10. DON’T - Write, type, text, e-mail, leave a voice mail or say anything to anyone involved
in the case (or otherwise) unless you would be comfortable reading it on the stand, under
oath, in front of a Judge and a room full of people (or if it is a recording, hearing it
replayed).  If that thought makes you squirm, re-word your message, or do not send or say
it at all.  Send it to your attorney if you have questions and you can discuss it. 

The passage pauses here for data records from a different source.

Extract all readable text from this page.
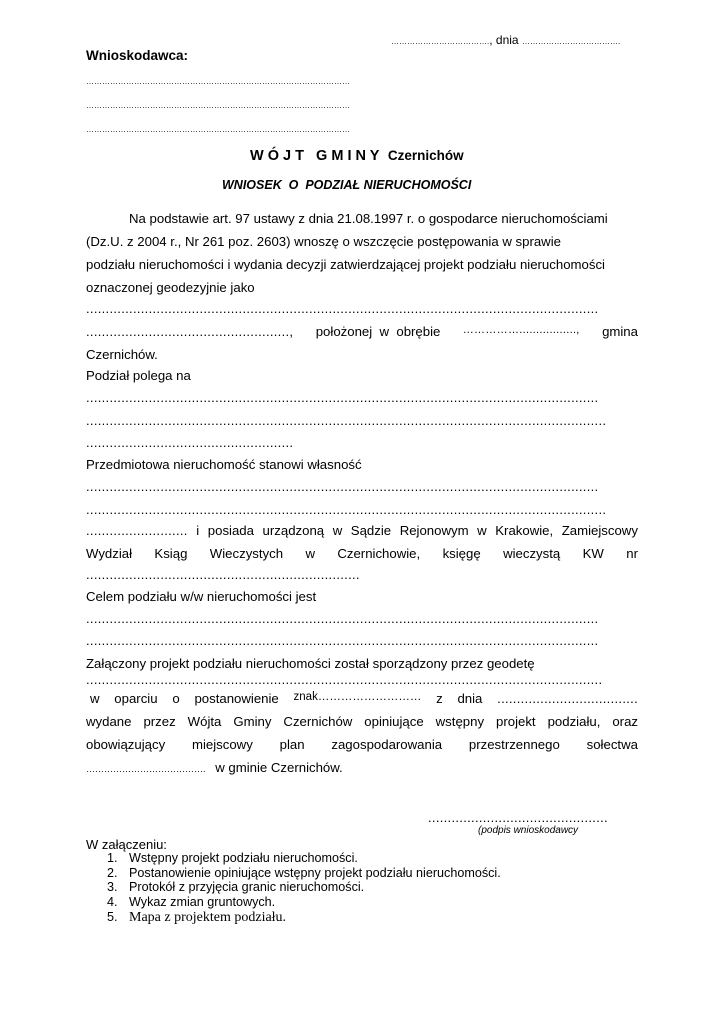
………………………………., dnia ……………………………….
Wnioskodawca:
………………………………………………………………………………………
………………………………………………………………………………………
………………………………………………………………………………………
W Ó J T   G M I N Y Czernichów
WNIOSEK  O  PODZIAŁ NIERUCHOMOŚCI
Na podstawie art. 97 ustawy z dnia 21.08.1997 r. o gospodarce nieruchomościami
(Dz.U. z 2004 r., Nr 261 poz. 2603) wnoszę o wszczęcie postępowania w sprawie
podziału nieruchomości i wydania decyzji zatwierdzającej projekt podziału nieruchomości
oznaczonej geodezyjnie jako
...................................................................................................................................
...................................................., położonej  w  obrębie ……………................., gmina
Czernichów.
Podział polega na
...................................................................................................................................
.....................................................................................................................................
.....................................................
Przedmiotowa nieruchomość stanowi własność
...................................................................................................................................
.....................................................................................................................................
.......................... i posiada urządzoną w Sądzie Rejonowym w Krakowie, Zamiejscowy
Wydział Ksiąg Wieczystych w Czernichowie, księgę wieczystą KW nr
......................................................................
Celem podziału w/w nieruchomości jest
...................................................................................................................................
...................................................................................................................................
Załączony projekt podziału nieruchomości został sporządzony przez geodetę
....................................................................................................................................
w oparciu o postanowienie znak……………………… z dnia ....................................
wydane przez Wójta Gminy Czernichów opiniujące wstępny projekt podziału, oraz
obowiązujący miejscowy plan zagospodarowania przestrzennego sołectwa
…………………………………. w gminie Czernichów.
..............................................
(podpis wnioskodawcy
W załączeniu:
1. Wstępny projekt podziału nieruchomości.
2. Postanowienie opiniujące wstępny projekt podziału nieruchomości.
3. Protokół z przyjęcia granic nieruchomości.
4. Wykaz zmian gruntowych.
5. Mapa z projektem podziału.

Joe Hensley is an attorney with offices in Joplin and Carthage, Missouri.  His practice includes civil trials and litigation, with an emphasis on adoptions.  He is the former Chief Legal Counsel for the Jasper County Juvenile Office and is a member of the American Academy of Adoption Attorneys.

1 comment:

  1. This is a great advice to help families who are trying to adopt. My friend has been a foster parent for many years, and she's been trying to adopt a child that's been in her care for the last two years. It's amazing how difficult it can be for good people who are caring and loving parents to adopt.